I think this is the value at which dy/dt=0, or at t=5. At t=5, y= -250.
x = t + cos t
y = t^3 - 75 t
I think I want dy/dx = 0 not dy/dt = 0 but it amounts to the same here
one way
dy = (3 t^2- 75) dt
dx = (1 - sin t)
when is dy = 0 ?
3 t^2 = 75
t^2 = 25
t = +/- 5, yes use t = 5
then y = t^3-75t = 125 - 375 = - 250 agree
x = t + cos t
y = t^3 - 75 t
dy/dx = (dy/dt)/(dx/dt) = (3t^2-75)/(1-sint)

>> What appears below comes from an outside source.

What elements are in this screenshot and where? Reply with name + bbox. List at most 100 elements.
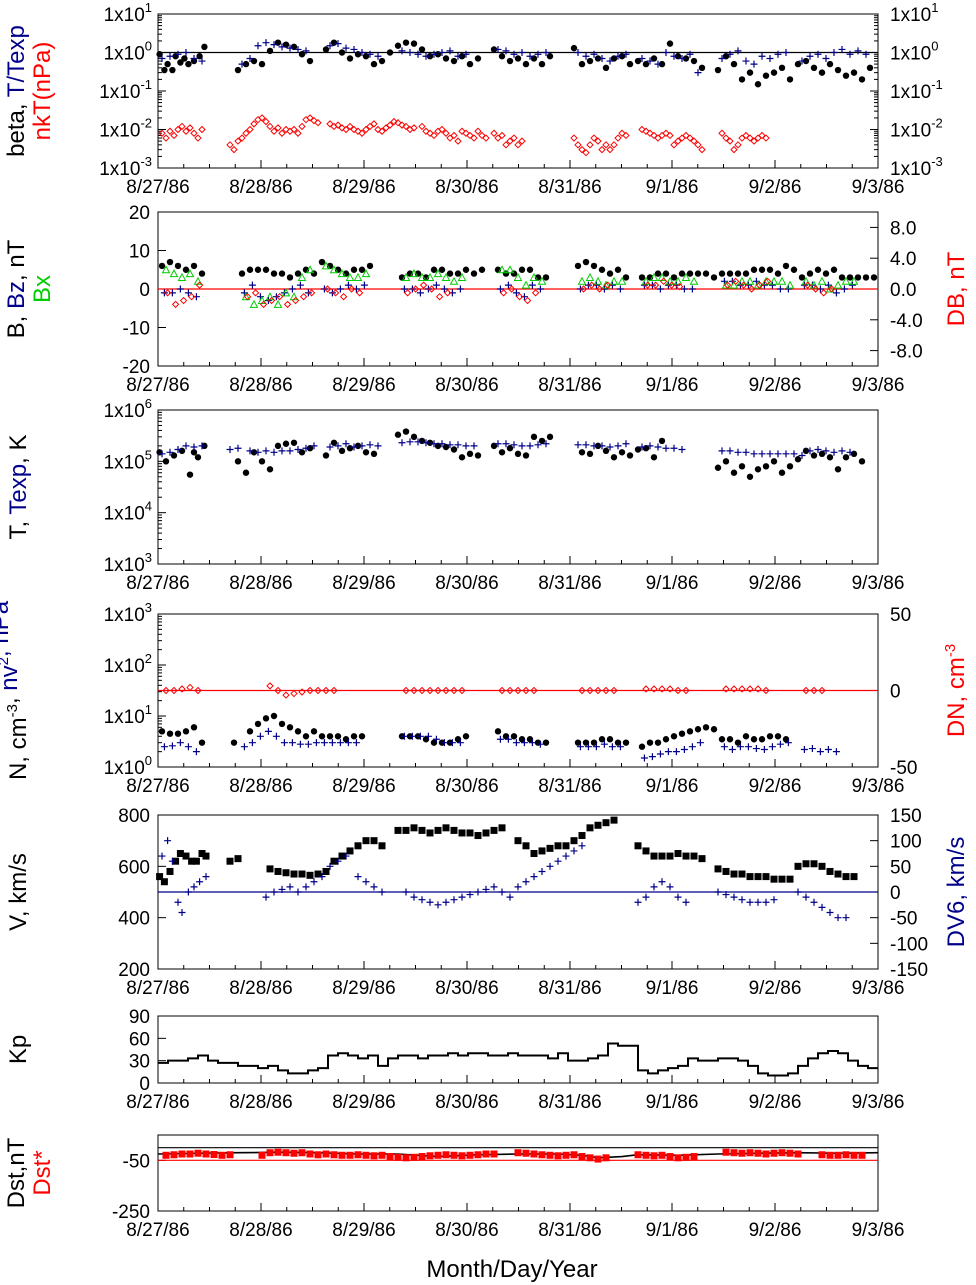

As Damon said, finding where dy/dx=0 is the same as finding where dy/dt=0, since the denominator is only zero when t=pi/2.
To find the value of y at which the object's path has a horizontal tangent, we need to find when the derivative of y with respect to t, dy/dt, is equal to zero.
Given that the position vector of the object is (t + cos(t), t^3 - 75t), we can calculate the derivative of y by taking the derivative of the second component of the position vector with respect to t:
dy/dt = d/dt (t^3 - 75t)
Taking the derivative of each term separately, we get:
dy/dt = 3t^2 - 75
Setting dy/dt equal to zero and solving for t:
3t^2 - 75 = 0
Dividing both sides of the equation by 3:
t^2 - 25 = 0
Factoring the left-hand side of the equation:
(t - 5)(t + 5) = 0
Setting each factor equal to zero and solving for t:
t - 5 = 0 or t + 5 = 0
t = 5 or t = -5
Since the range for t is [0, 2π], we can disregard the value t = -5, as it is outside the given range.
Therefore, at t = 5, the object's path has a horizontal tangent.
To find the corresponding value of y, substitute t = 5 into the equation for y:
y = t^3 - 75t
y = 5^3 - 75(5)
y = 125 - 375
y = -250
So the value of y at which the object's path has a horizontal tangent is y = -250.